9/11 Victim Remains Identified More than 22 Years After Terrorist Attack


(Dmytro “Henry” AleksandrovHeadline USA) New York City officials positively identified the remains of one of the victims of the terrorist attacks on Sept. 11, 2001, more than two decades later.

Democratic New York City Mayor Eric Adams and New York City Chief Medical Examiner Dr. Jason Graham released a joint statement on Jan. 18, 2024, in which they announced that advancements in DNA testing involving “next-generation sequencing technology” allowed officials to identify the remains of John Ballantine Niven.

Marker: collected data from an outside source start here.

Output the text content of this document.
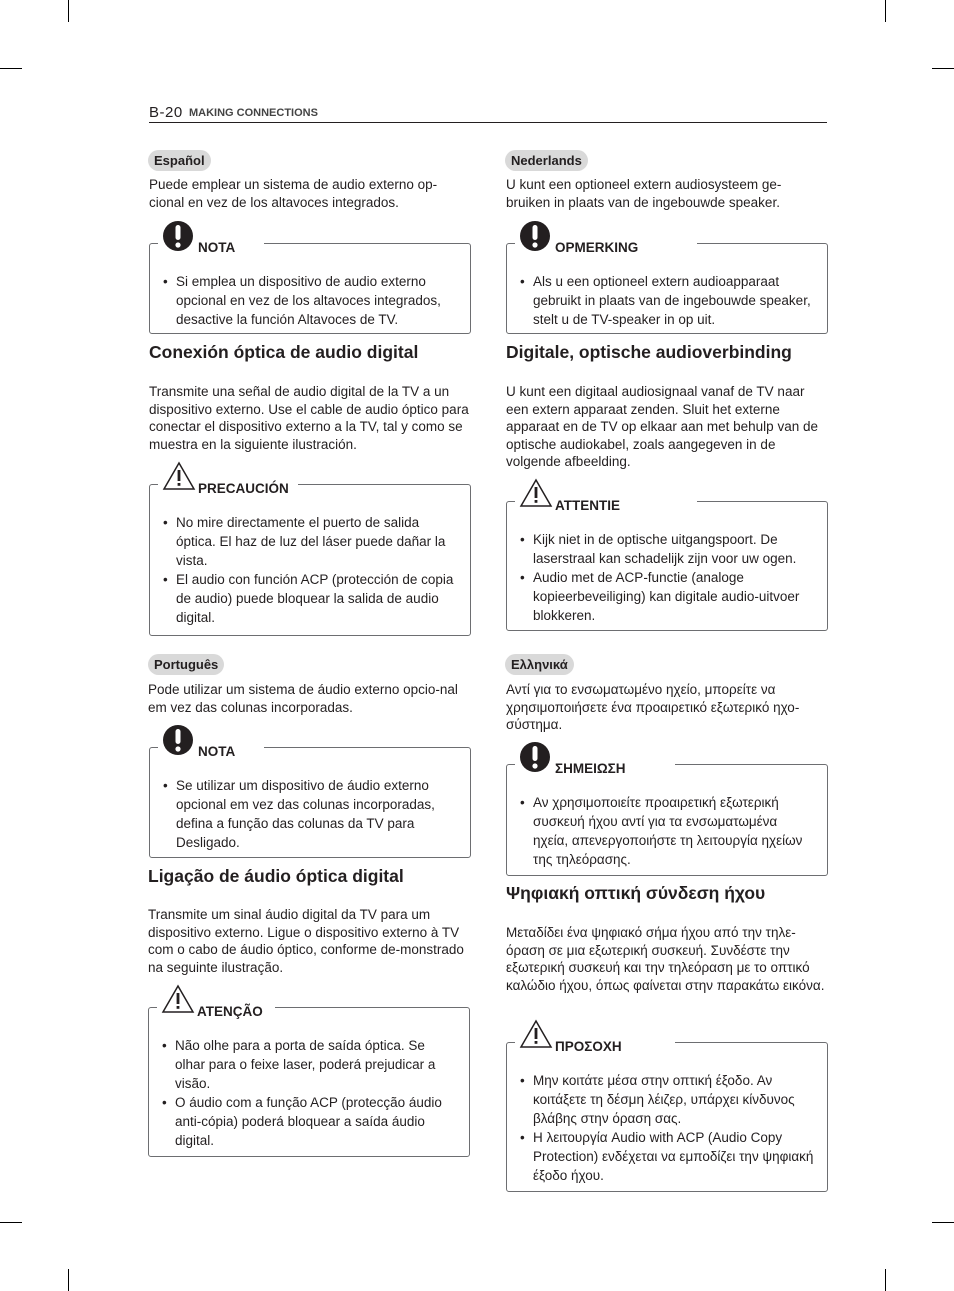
B-20 MAKING CONNECTIONS
Español

Puede emplear un sistema de audio externo op-cional en vez de los altavoces integrados.

NOTA
• Si emplea un dispositivo de audio externo opcional en vez de los altavoces integrados, desactive la función Altavoces de TV.
Conexión óptica de audio digital

Transmite una señal de audio digital de la TV a un dispositivo externo. Use el cable de audio óptico para conectar el dispositivo externo a la TV, tal y como se muestra en la siguiente ilustración.

PRECAUCIÓN
• No mire directamente el puerto de salida óptica. El haz de luz del láser puede dañar la vista.
• El audio con función ACP (protección de copia de audio) puede bloquear la salida de audio digital.
Português

Pode utilizar um sistema de áudio externo opcio-nal em vez das colunas incorporadas.

NOTA
• Se utilizar um dispositivo de áudio externo opcional em vez das colunas incorporadas, defina a função das colunas da TV para Desligado.
Ligação de áudio óptica digital

Transmite um sinal áudio digital da TV para um dispositivo externo. Ligue o dispositivo externo à TV com o cabo de áudio óptico, conforme de-monstrado na seguinte ilustração.

ATENÇÃO
• Não olhe para a porta de saída óptica. Se olhar para o feixe laser, poderá prejudicar a visão.
• O áudio com a função ACP (protecção áudio anti-cópia) poderá bloquear a saída áudio digital.
Nederlands

U kunt een optioneel extern audiosysteem ge-bruiken in plaats van de ingebouwde speaker.

OPMERKING
• Als u een optioneel extern audioapparaat gebruikt in plaats van de ingebouwde speaker, stelt u de TV-speaker in op uit.
Digitale, optische audioverbinding

U kunt een digitaal audiosignaal vanaf de TV naar een extern apparaat zenden. Sluit het externe apparaat en de TV op elkaar aan met behulp van de optische audiokabel, zoals aangegeven in de volgende afbeelding.

ATTENTIE
• Kijk niet in de optische uitgangspoort. De laserstraal kan schadelijk zijn voor uw ogen.
• Audio met de ACP-functie (analoge kopieerbeveiliging) kan digitale audio-uitvoer blokkeren.
Ελληνικά

Αντί για το ενσωματωμένο ηχείο, μπορείτε να χρησιμοποιήσετε ένα προαιρετικό εξωτερικό ηχο-σύστημα.

ΣΗΜΕΙΩΣΗ
• Αν χρησιμοποιείτε προαιρετική εξωτερική συσκευή ήχου αντί για τα ενσωματωμένα ηχεία, απενεργοποιήστε τη λειτουργία ηχείων της τηλεόρασης.
Ψηφιακή οπτική σύνδεση ήχου

Μεταδίδει ένα ψηφιακό σήμα ήχου από την τηλε-όραση σε μια εξωτερική συσκευή. Συνδέστε την εξωτερική συσκευή και την τηλεόραση με το οπτικό καλώδιο ήχου, όπως φαίνεται στην παρακάτω εικόνα.

ΠΡΟΣΟΧΗ
• Μην κοιτάτε μέσα στην οπτική έξοδο. Αν κοιτάξετε τη δέσμη λέιζερ, υπάρχει κίνδυνος βλάβης στην όραση σας.
• Η λειτουργία Audio with ACP (Audio Copy Protection) ενδέχεται να εμποδίζει την ψηφιακή έξοδο ήχου.
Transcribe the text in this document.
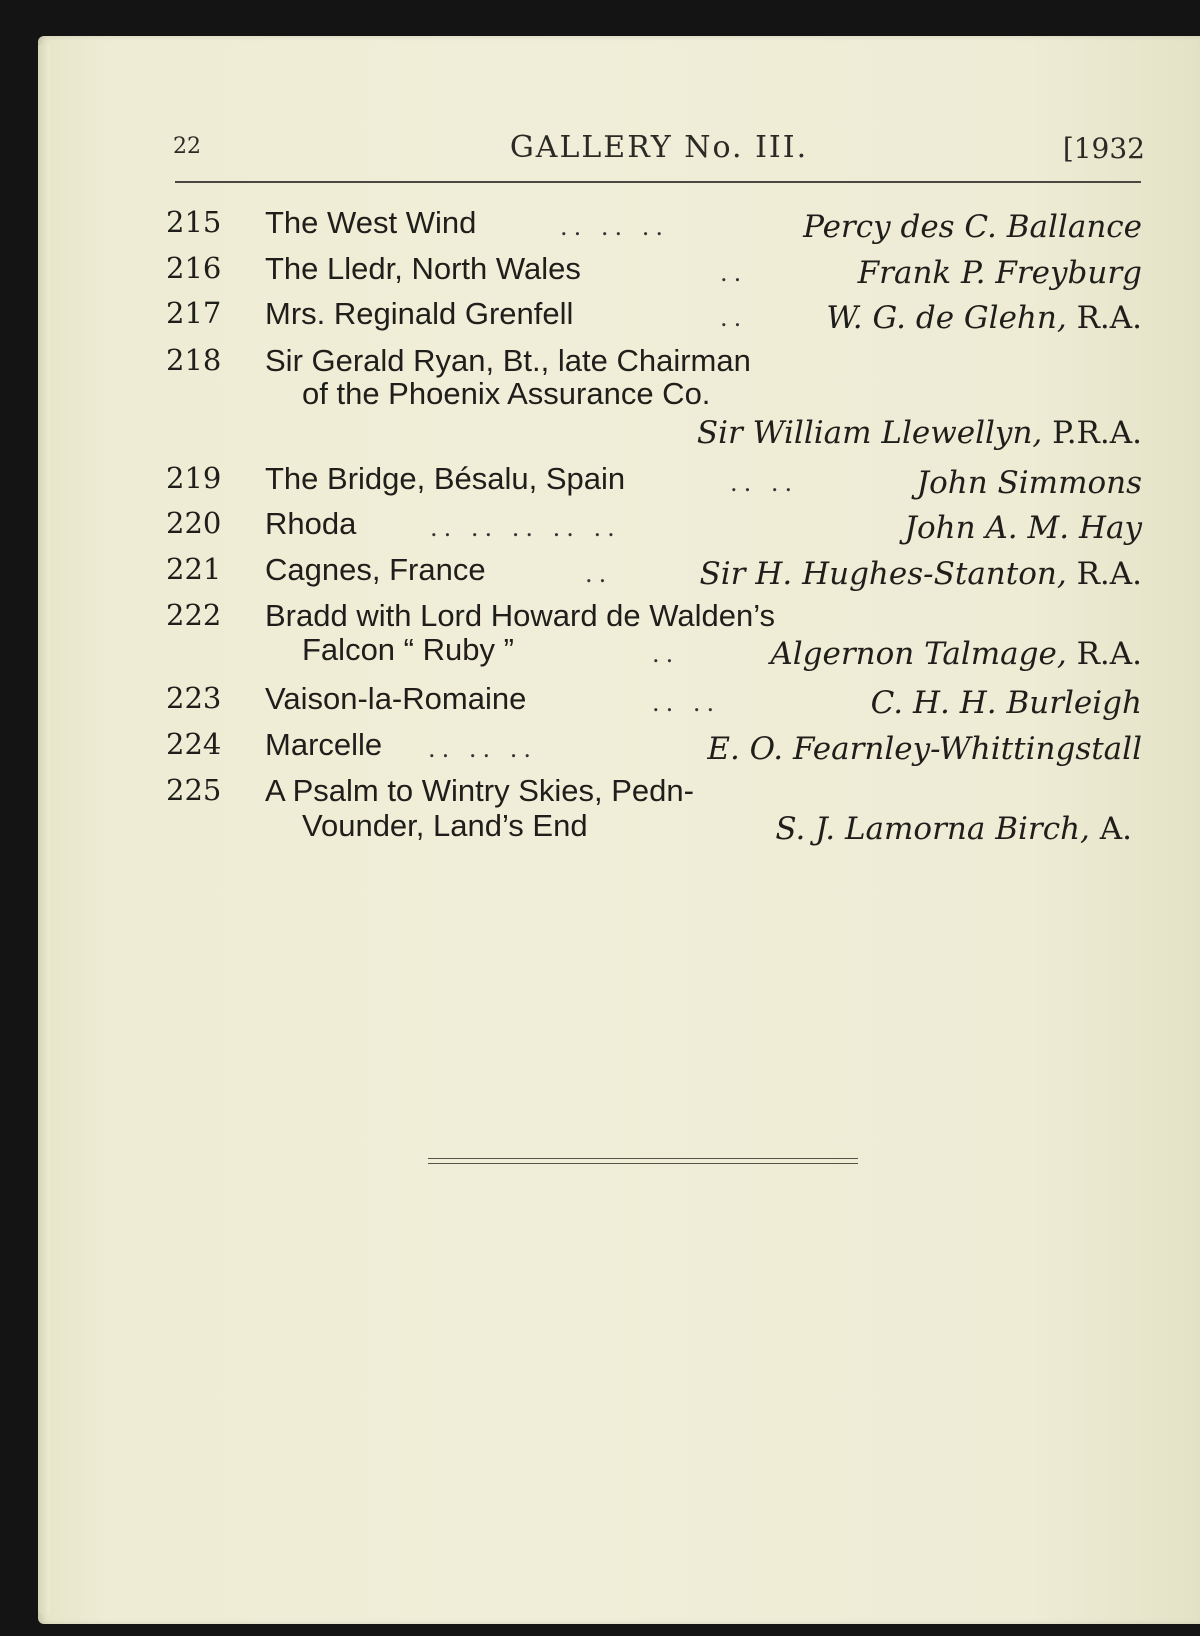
22	GALLERY No. III.	[1932
215 The West Wind	.. .. ..	Percy des C. Ballance
216 The Lledr, North Wales	..	Frank P. Freyburg
217 Mrs. Reginald Grenfell	..	W. G. de Glehn, R.A.
218 Sir Gerald Ryan, Bt., late Chairman
of the Phoenix Assurance Co.
Sir William Llewellyn, P.R.A.
219 The Bridge, Bésalu, Spain	.. ..	John Simmons
220 Rhoda	.. .. .. .. ..	John A. M. Hay
221 Cagnes, France	..	Sir H. Hughes-Stanton, R.A.
222 Bradd with Lord Howard de Walden’s
Falcon “ Ruby ”	..	Algernon Talmage, R.A.
223 Vaison-la-Romaine	.. ..	C. H. H. Burleigh
224 Marcelle .. .. ..	E. O. Fearnley-Whittingstall
225 A Psalm to Wintry Skies, Pedn-
Vounder, Land’s End	S. J. Lamorna Birch, A.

Niven, a husband and father of a then-18-month-old boy, named after him, was 44 years old when he died that day, according to Blaze Media. He was the senior vice president in mergers and acquisitions at AON Risk Services, an insurance company that was located on the 105th floor of the South Tower of the World Trade Center.

“It is certainly emotional for me, and I’m sure many others, to hear many years later that DNA has been found. It’s a real tribute to the City of New York and the teams working behind the scenes all these years to honor that mantra ‘Never Forget.’ My son and I are so appreciative of this tremendous endeavor,” Ellen Niven, the widow, responded to the news in an email.

Both Adams and Graham issued their statements honoring Niven and the city officials, without whom the identification of Niven would not be possible.

“While the pain from the enormous losses on September 11th never leaves us, the possibility of new identifications can offer solace to the families of victims. I’m grateful for the ongoing work from the Office of Chief Medical Examiner that honors the memory of John Ballantine Niven and all those we lost,” Adams said.

In his statement, Graham also promised that other people who were murdered on that day would be identified as well.

“Our solemn promise to find answers for families using the latest advances in science stands as strong today as in the immediate days after the World Trade Center attacks. This new identification attests to our agency’s unwavering commitment and the determination of our scientists,” he said.